What is Onehouse?
Onehouse delivers a universal data lakehouse platform designed for speed, openness, and cost-efficiency. Built by the original creators of Apache Hudi, it facilitates near real-time data ingestion, incremental data transformations, and automated table optimizations. This approach enhances performance, significantly reducing query times and ETL pipeline processing speeds, making it suitable for demanding workloads including database change data capture (CDC).
The platform emphasizes flexibility and interoperability, supporting major open table formats like Apache Hudi, Apache Iceberg, and Delta Lake through its open-source Apache XTable technology. This allows users to seamlessly switch between formats and access data from various engines such as Amazon Athena, Google BigQuery, Snowflake, Redshift, Databricks, and Apache Spark without migration hassles. Onehouse runs on major cloud providers (AWS, GCP, Azure coming soon) and offers managed services, including automated vector embeddings for AI applications, aiming to simplify data operations, reduce engineering overhead, and lower data warehousing costs.
Features
- Lightning-Fast Data Ingestion: Handles tough CDC workloads in near real-time with managed ELT.
- Universal Data Storage: Supports Apache Hudi, Apache Iceberg, and Delta Lake formats via Apache XTable.

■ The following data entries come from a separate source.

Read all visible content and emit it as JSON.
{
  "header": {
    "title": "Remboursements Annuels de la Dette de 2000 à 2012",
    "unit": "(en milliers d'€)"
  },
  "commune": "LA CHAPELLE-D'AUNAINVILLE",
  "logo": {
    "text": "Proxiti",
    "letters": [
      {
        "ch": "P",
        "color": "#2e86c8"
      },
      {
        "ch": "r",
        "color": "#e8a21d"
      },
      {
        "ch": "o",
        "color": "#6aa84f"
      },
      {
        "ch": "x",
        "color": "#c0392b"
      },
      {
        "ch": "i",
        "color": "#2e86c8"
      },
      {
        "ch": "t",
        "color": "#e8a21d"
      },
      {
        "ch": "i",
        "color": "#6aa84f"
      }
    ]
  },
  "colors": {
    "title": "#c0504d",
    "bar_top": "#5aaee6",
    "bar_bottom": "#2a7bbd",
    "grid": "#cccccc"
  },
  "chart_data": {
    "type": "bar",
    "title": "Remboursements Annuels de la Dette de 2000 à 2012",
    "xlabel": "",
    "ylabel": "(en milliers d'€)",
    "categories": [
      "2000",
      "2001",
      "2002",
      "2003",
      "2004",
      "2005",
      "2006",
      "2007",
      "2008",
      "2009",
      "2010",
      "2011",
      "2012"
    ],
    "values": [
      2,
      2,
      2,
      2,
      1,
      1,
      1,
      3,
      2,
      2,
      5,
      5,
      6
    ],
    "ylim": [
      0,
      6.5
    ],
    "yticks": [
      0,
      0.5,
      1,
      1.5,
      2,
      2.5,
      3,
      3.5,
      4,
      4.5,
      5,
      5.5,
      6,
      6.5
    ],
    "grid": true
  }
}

- Unmatched Flexibility: Allows seamless switching between formats and engines without data migration.
- Query Anywhere: Supports various cloud-native engines and warehouses (Athena, BigQuery, Snowflake, Redshift, Databricks, EMR).

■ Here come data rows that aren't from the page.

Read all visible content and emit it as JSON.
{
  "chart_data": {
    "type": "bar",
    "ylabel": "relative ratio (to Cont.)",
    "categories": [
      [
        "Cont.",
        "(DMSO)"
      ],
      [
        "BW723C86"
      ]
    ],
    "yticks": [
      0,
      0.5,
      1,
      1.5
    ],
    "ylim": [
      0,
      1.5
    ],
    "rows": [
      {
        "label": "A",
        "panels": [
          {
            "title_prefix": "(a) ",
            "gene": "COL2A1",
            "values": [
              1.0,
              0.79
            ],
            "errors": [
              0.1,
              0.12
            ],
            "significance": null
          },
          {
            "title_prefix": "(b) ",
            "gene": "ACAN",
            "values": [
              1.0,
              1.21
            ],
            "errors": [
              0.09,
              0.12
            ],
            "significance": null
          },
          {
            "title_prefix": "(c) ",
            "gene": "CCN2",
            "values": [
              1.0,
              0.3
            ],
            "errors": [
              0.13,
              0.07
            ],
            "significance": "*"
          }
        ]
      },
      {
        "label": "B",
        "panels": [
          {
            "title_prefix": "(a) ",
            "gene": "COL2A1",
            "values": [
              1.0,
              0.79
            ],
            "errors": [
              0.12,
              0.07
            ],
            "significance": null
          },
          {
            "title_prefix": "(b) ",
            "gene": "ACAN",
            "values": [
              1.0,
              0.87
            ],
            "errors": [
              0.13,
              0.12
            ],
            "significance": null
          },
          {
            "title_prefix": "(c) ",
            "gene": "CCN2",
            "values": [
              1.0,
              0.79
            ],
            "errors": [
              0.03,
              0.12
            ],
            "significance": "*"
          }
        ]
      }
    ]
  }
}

- Best-in-Class Performance: Offers 4-10x faster ELT/ETL pipelines and 2-30x faster queries via incremental processing and automatic optimizations.
- Superior Cost-Efficiency: Reduces data warehousing costs by up to 50%+ and minimizes query scan costs.
- Managed Services (Onehouse Cloud): Provides fully managed operations, automated tuning, monitoring, and governance.
- Multi-Catalog Synchronization: Syncs data across Snowflake, Databricks, Big Query, etc., from a single pipeline.
- Open Engines: Deploy open-source compute engines (Spark) against lakehouse data.
- Automated Vector Embeddings: Generates vector embeddings from data directly within the lakehouse.
Use Cases
- Accelerating near real-time data ingestion from databases, streams, and storage.
- Optimizing data lakehouse tables (Hudi, Iceberg, Delta Lake) for faster queries.
- Reducing data warehouse costs by offloading transformations.
- Managing and scaling Apache Hudi lakehouses with enterprise support.
- Generating and managing vector embeddings for Generative AI applications.
- Enabling BI, reporting, and real-time analytics.
- Supporting Data Science and Machine Learning workflows.
- Building efficient data engineering pipelines.